A conversation with Cardullo, who turns 78 on May 16—the day of his convocation, coincidentally—and Karen, his wife of 37 years, is a lively affair peppered with deliriously confounding recollections and far-ranging insights. For instance: “So I was giving a lecture to the Mexican health ministry on the use of four-handed dentistry”—and even he laughs at the absurdity—“and I became an investment banker with an office in Mexico City… I ended up with the rights to all the lumber coming out of southern Mexico.” He pauses. “This is what you get when you get me.”
He was employee No. 100 for Communications Satellite Corporation (the behemoth COMSAT) after serving as a senior propulsion specialist for Belcom (Bell Labs) on the Apollo manned moon mission. “I told my mother when I was 16 I wanted to put a man on the moon,” he says; this was in 1951, 18 years before he helped develop the lunar lander. Before that, he studied aeronautics, mechanical engineering, and thermodynamics at the Polytechnic Institute of Brooklyn (now NYU-Poly) because there was no such field as aerospace (he was later a trustee of the school). One of the more than 180 scholarly papers he’s written or cowritten detailed the use of mobile communications with satellites for saving people at sea; to date, it’s saved some 80,000 people. “It’s one of the things I’m most proud of,” he says.
But Cardullo’s best-known invention is the RFID-TAG, the radio-frequency identification transponder developed in 1969 as an electronic license plate and also known as EZPass. Today the transponders are ubiquitous, used to track everything from electronics and books to baggage and live ants; it’s a $10 billion a year business.
At the moment he has no fewer than 10 patents pending and three companies developing new products; in April he was awarded a patent for a plastic light bulb that uses less energy than an LED.
“Mario is a curious person,” says his wife Karen, who is a Mason master’s candidate in the history of decorative arts (she has two previous master’s, in music and business). “He embraces all of these ventures with thoroughness and gusto. Whatever realm he’s in, he’s there 100 percent. I think his passion is problem solving. That seems to be a pattern.”

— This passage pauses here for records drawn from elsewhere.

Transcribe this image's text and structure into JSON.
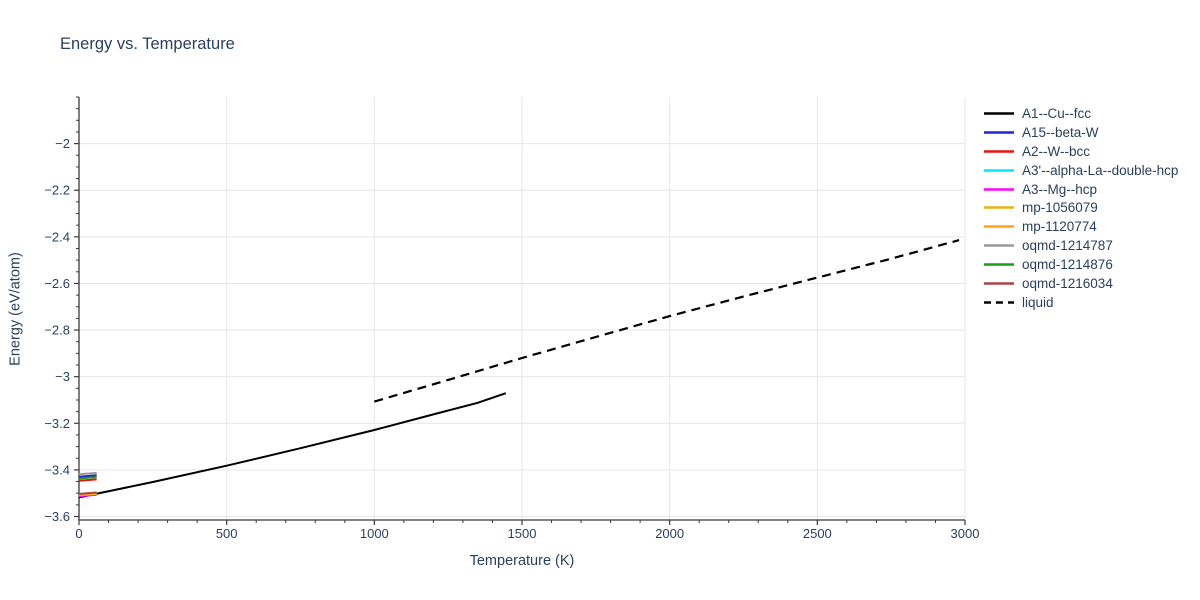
{
  "chart_data": {
    "type": "line",
    "title": "Energy vs. Temperature",
    "xlabel": "Temperature (K)",
    "ylabel": "Energy (eV/atom)",
    "xlim": [
      0,
      3000
    ],
    "ylim": [
      -3.615,
      -1.8
    ],
    "x_ticks": [
      0,
      500,
      1000,
      1500,
      2000,
      2500,
      3000
    ],
    "x_minor_step": 100,
    "y_ticks": [
      -2,
      -2.2,
      -2.4,
      -2.6,
      -2.8,
      -3,
      -3.2,
      -3.4,
      -3.6
    ],
    "y_minor_step": 0.05,
    "grid": true,
    "legend_position": "top-right",
    "text_color": "#2a3f5f",
    "grid_color": "#e6e6e6",
    "axis_color": "#3a3a3a",
    "series": [
      {
        "name": "A1--Cu--fcc",
        "color": "#000000",
        "dash": "solid",
        "points": [
          [
            0,
            -3.518
          ],
          [
            250,
            -3.452
          ],
          [
            500,
            -3.382
          ],
          [
            750,
            -3.307
          ],
          [
            1000,
            -3.229
          ],
          [
            1200,
            -3.162
          ],
          [
            1350,
            -3.112
          ],
          [
            1445,
            -3.071
          ]
        ]
      },
      {
        "name": "A15--beta-W",
        "color": "#2222dd",
        "dash": "solid",
        "points": [
          [
            0,
            -3.429
          ],
          [
            60,
            -3.423
          ]
        ]
      },
      {
        "name": "A2--W--bcc",
        "color": "#ee1111",
        "dash": "solid",
        "points": [
          [
            0,
            -3.447
          ],
          [
            60,
            -3.441
          ]
        ]
      },
      {
        "name": "A3'--alpha-La--double-hcp",
        "color": "#00eaff",
        "dash": "solid",
        "points": [
          [
            0,
            -3.511
          ],
          [
            60,
            -3.505
          ]
        ]
      },
      {
        "name": "A3--Mg--hcp",
        "color": "#ff00ff",
        "dash": "solid",
        "points": [
          [
            0,
            -3.513
          ],
          [
            60,
            -3.507
          ]
        ]
      },
      {
        "name": "mp-1056079",
        "color": "#e8b413",
        "dash": "solid",
        "points": [
          [
            0,
            -3.509
          ],
          [
            60,
            -3.503
          ]
        ]
      },
      {
        "name": "mp-1120774",
        "color": "#ffa412",
        "dash": "solid",
        "points": [
          [
            0,
            -3.507
          ],
          [
            60,
            -3.501
          ]
        ]
      },
      {
        "name": "oqmd-1214787",
        "color": "#9a9a9a",
        "dash": "solid",
        "points": [
          [
            0,
            -3.419
          ],
          [
            60,
            -3.413
          ]
        ]
      },
      {
        "name": "oqmd-1214876",
        "color": "#1a9e1a",
        "dash": "solid",
        "points": [
          [
            0,
            -3.437
          ],
          [
            60,
            -3.431
          ]
        ]
      },
      {
        "name": "oqmd-1216034",
        "color": "#ab4444",
        "dash": "solid",
        "points": [
          [
            0,
            -3.503
          ],
          [
            60,
            -3.497
          ]
        ]
      },
      {
        "name": "liquid",
        "color": "#000000",
        "dash": "dash",
        "points": [
          [
            1000,
            -3.107
          ],
          [
            1250,
            -3.014
          ],
          [
            1500,
            -2.92
          ],
          [
            1750,
            -2.83
          ],
          [
            2000,
            -2.74
          ],
          [
            2250,
            -2.656
          ],
          [
            2500,
            -2.575
          ],
          [
            2750,
            -2.494
          ],
          [
            2980,
            -2.414
          ]
        ]
      }
    ]
  }
}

Cardullo has been a college professor, with 30 years experience as an adjunct. He’s also written textbooks in addition to technology and business books that have been translated into several languages (China is big on his Technological Entrepreneurism: Enterprise Formation, Financing and Growth).
At the urging of his friend Lloyd J. Griffiths, former dean of Mason’s Volgenau School of Engineering, Cardullo decided to complete his education with a doctorate. Instead of building on his research in applying thermodynamics to discover why markets become unstable (which he’s already proven), Griffiths convinced him to do something with information technology. “So I said, why not?” Cardullo says.
His dissertation makes a case for using information and knowledge architectures to stabilize and manage global reserve currency.
“The dissertation is groundbreaking,” says University Professor Andrew P. Sage, the founding dean of the Volgenau School and the director of Cardullo’s dissertation. “It’s not the sort of work you find most doctoral students doing. He’s quite interested in applications; that was the motivation behind it.” Sage says the work is not just transformative, but transactional in its conclusions.
The teaming with Sage was key, Cardullo says of his time at Mason. Besides the doctoral degree, “Mason gave me an understanding of information technology that I did not have before. And it gave me Andy Sage as a mentor.
“It’s very hard if you’ve been a professor for 30 years to go on the other side of the podium—you have to have a different mindset. With any other mentor, it would be very easy to say, ‘I’ve been doing this longer than they have,’ but with Andy I ran into a man who is the most brilliant guy I’ve ever met.”